Fue un día de grato recuerdo, pero no dudo que los monjes, y en especial el P. Prior, Dom Mauro Palazuelos, darían con el obispo un repaso a la situación política, tan confusa ya en aquellas horas, y que tanto nos iba a afectar. De hecho faltaba sólo una semana para que empezase la lucha fratricida, e iba a correr la sangre por el suelo de toda España. No era posible engañarse, el peligro podía ser inminente.
Por esa razón ya hacía tiempo que la Comunidad tomaba sus precauciones en orden al futuro incierto. El mismo P. Prior escribía el día 16 de abril una carta a su hermana Amparo, a Santander, en la que decía:
He tomado algunas precauciones, como llevar los colegiales a Lumbier (Navarra) con su padre Director, donde fueron muy bien atendidos por las benedictinas.
Quise, ayer miércoles, que volvieran aquí, en mi creencia de que las cosas han mejorado, pero se han opuesto distinguidos amigos míos de Pamplona, creídos de que vendrán pronto tiempos peores. Yo creo que no es así, pero no está de más vivir precavido.
No había transcurrido un mes cuando de nuevo escribe a su hermana sobre el tema de los colegiales:
Los chicos de Lumbier tardarán en venir, pues de muy buena tinta me anuncia (el Sr. Campillo, canónigo de Pamplona) que tendremos golpes de derecha e izquierda en toda España.
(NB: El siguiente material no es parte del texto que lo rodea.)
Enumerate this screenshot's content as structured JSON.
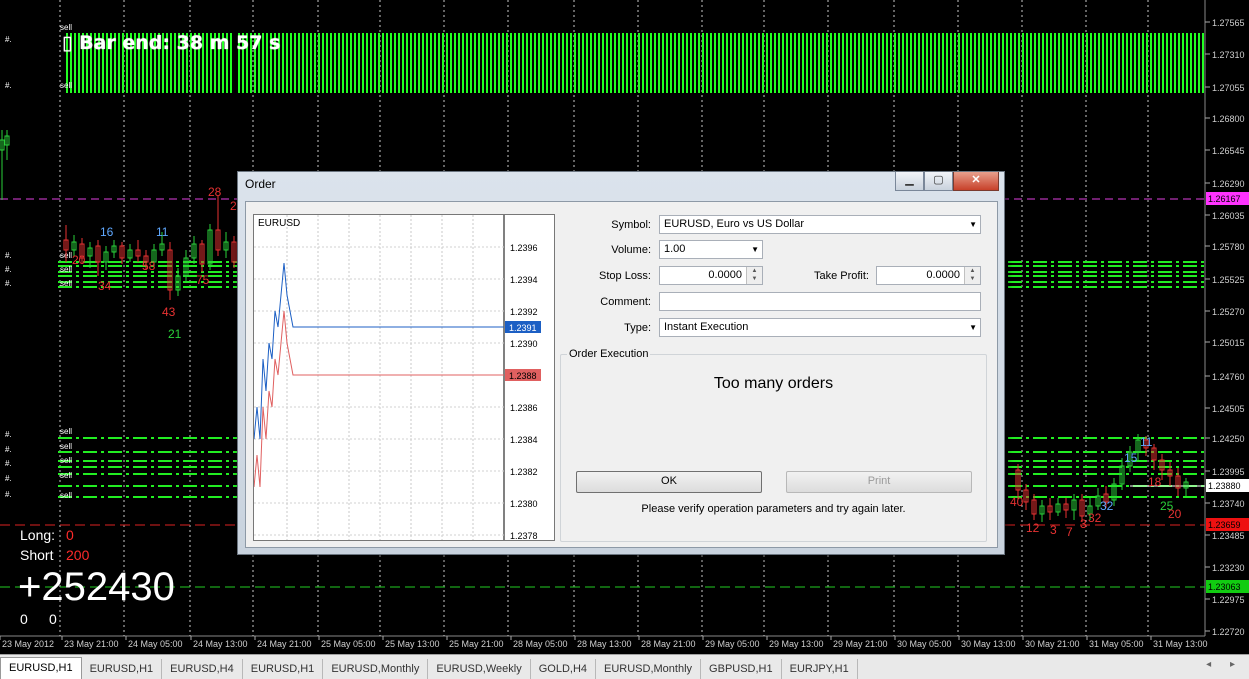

Efectivamente, seis colegiales que habíamos quedado cursando Humanidades, Luis Brualla, Miguel Gil Imirizaldu, Emilio Irurozqui, Pablo San Miguel, Jesús Moreno y Juanito San Martín, todos de 12 a 14 años, fuimos trasladados desde El Pueyo a Lumbier. Realizamos el viaje el día 18 de marzo, en un taxi desde Barbastro, acompañados de nuestro P. Prefecto, Dom Raimundo Lladós. Ya en el mismo viaje fuimos objeto de insultos, seguramente porque era una provocación que el padre fuera vestido con hábitos religiosos. Nos alojamos en el monasterio de las benedictinas que, en su hospedería, disponía de habitaciones suficientes y adecuadas. En nuestra estancia tranquila y serena en Lumbier, pueblo en el que habíamos nacido cuatro del grupo, seguíamos, dentro de lo posible, nuestro plan de vida como colegiales internos, dando en ese tiempo más importancia al estudio casi exclusivo de Letras, por falta de profesores. El mismo P. Prefecto nos controlaba.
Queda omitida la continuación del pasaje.